Sujet
: Écriture
d'invention
Deux
amis discutent des spectacles qui prennent pour héros un tyran sanguinaire, un
assassin. L'un souligne les dangers de cette idéalisation, l'autre en montre la
nécessité.
Rédigez
le dialogue théâtral qui met en place leur affrontement et leurs arguments.
Personnages
JADE ORLECHOCOLA
TOM HATECERIZ
Acte
I, scène 1
JADE, TOM
Les deux personnages sont dans
un salon aux tons pâles. Une fenêtre donnant sur la rue nous informe qu’il est
encore tôt. Sur la droite du salon, séparé par un mur se tient la cuisine rouge
et noire. Tom et Jade sont assis dans un canapé bleu turquoise devant une télé
passant un générique de fin. Tom est vêtu d’un sweat noir simple et d’un
jogging gris ample. Jade porte un short en jean et un t-shirt blanc à rayures
noires, ainsi que des bretelles. Le premier a l’air ravi, un grand sourire aux
lèvres, tandis que l’autre apparait soucieuse. Tom lance la conversation sur un
ton enjoué.
TOM
Il se penche vers la petite
table basse en sifflotant et y ramasse la télécommande pour changer de chaine.
Caligula est vraiment une
pièce grandiose !
JADE
Elle se redresse et pose sa
tête dans ses mains d’un air ennuyé.
Si tu le dis…
TOM
En plus savoir que c’est tiré
d’un personnage historique aussi important que César, d’une personne ayant
vraiment existé, la rend encore plus incroyable.
JADE
Elle secoue la tête en
soupirant.
Je dois t’avouer que je n’aime
pas ce genre de héros.
TOM
Il se retourne vers elle.
Ce genre ?
JADE
Tu sais, les héros qui sont en
fait méchants.
TOM
Caligula n’est pas si méchant
arrête.
JADE
Elle se lève avec un rire
nerveux et se dirige vers la fenêtre pour l’ouvrir.
Pas si méchant ? Il tue
des gens et force sa maitresse à l’aider dans ses méfaits.
TOM
C’était la vie d’avant, tout
le monde tuait tout le monde, et tout le monde avait des maitresses.
JADE
Elle sort du salon et entre
dans la cuisine.
Non, cet empereur était fou.
Tu veux boire quoi ?
TOM
Pas fou, juste triste.
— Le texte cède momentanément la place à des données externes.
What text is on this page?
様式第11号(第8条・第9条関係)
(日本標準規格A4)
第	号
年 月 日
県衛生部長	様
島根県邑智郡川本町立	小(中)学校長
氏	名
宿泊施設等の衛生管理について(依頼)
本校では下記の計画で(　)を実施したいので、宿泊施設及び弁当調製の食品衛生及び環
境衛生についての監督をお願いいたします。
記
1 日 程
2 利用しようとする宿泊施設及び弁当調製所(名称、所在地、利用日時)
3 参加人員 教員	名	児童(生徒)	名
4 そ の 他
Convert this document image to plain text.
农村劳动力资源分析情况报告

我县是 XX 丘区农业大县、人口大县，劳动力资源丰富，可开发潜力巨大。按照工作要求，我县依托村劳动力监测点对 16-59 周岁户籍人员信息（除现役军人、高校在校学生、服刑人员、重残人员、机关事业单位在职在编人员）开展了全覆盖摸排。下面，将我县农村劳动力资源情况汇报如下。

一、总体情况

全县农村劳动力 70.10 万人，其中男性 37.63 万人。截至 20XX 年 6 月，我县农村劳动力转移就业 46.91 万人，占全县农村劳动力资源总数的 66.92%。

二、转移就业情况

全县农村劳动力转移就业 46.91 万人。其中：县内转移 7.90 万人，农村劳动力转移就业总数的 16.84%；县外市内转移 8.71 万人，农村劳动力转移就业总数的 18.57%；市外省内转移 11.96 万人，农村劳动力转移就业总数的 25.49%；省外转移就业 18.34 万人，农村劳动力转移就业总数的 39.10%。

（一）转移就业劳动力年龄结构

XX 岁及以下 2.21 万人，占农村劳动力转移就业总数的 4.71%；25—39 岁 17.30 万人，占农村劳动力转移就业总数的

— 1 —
Tu
imagines ce qu’il a pu ressentir quand sa sœur est morte ?
JADE
Elle ouvre un placard et
cherche deux verres.
Tu veux dire lorsqu’une autre
de ses amantes est morte oui. Surtout qu’il dit lui-même que sa tristesse n’a
pas duré aussi longtemps que certains peuvent le penser.
TOM
Il se lève à son tour et s’assoit
à une chaise de la cuisine, laissant la télévision allumée sur une chaine de
musique.
On aura beau dire ce que l’on
voudra, la perte d’un être cher rend malheureux n’importe qui. Caligula devait se
mentir à lui-même. Oh je veux bien un jus de fruit s’il te plait.
JADE
Elle dépose les verres sur la
table et plonge la tête dans le réfrigérateur.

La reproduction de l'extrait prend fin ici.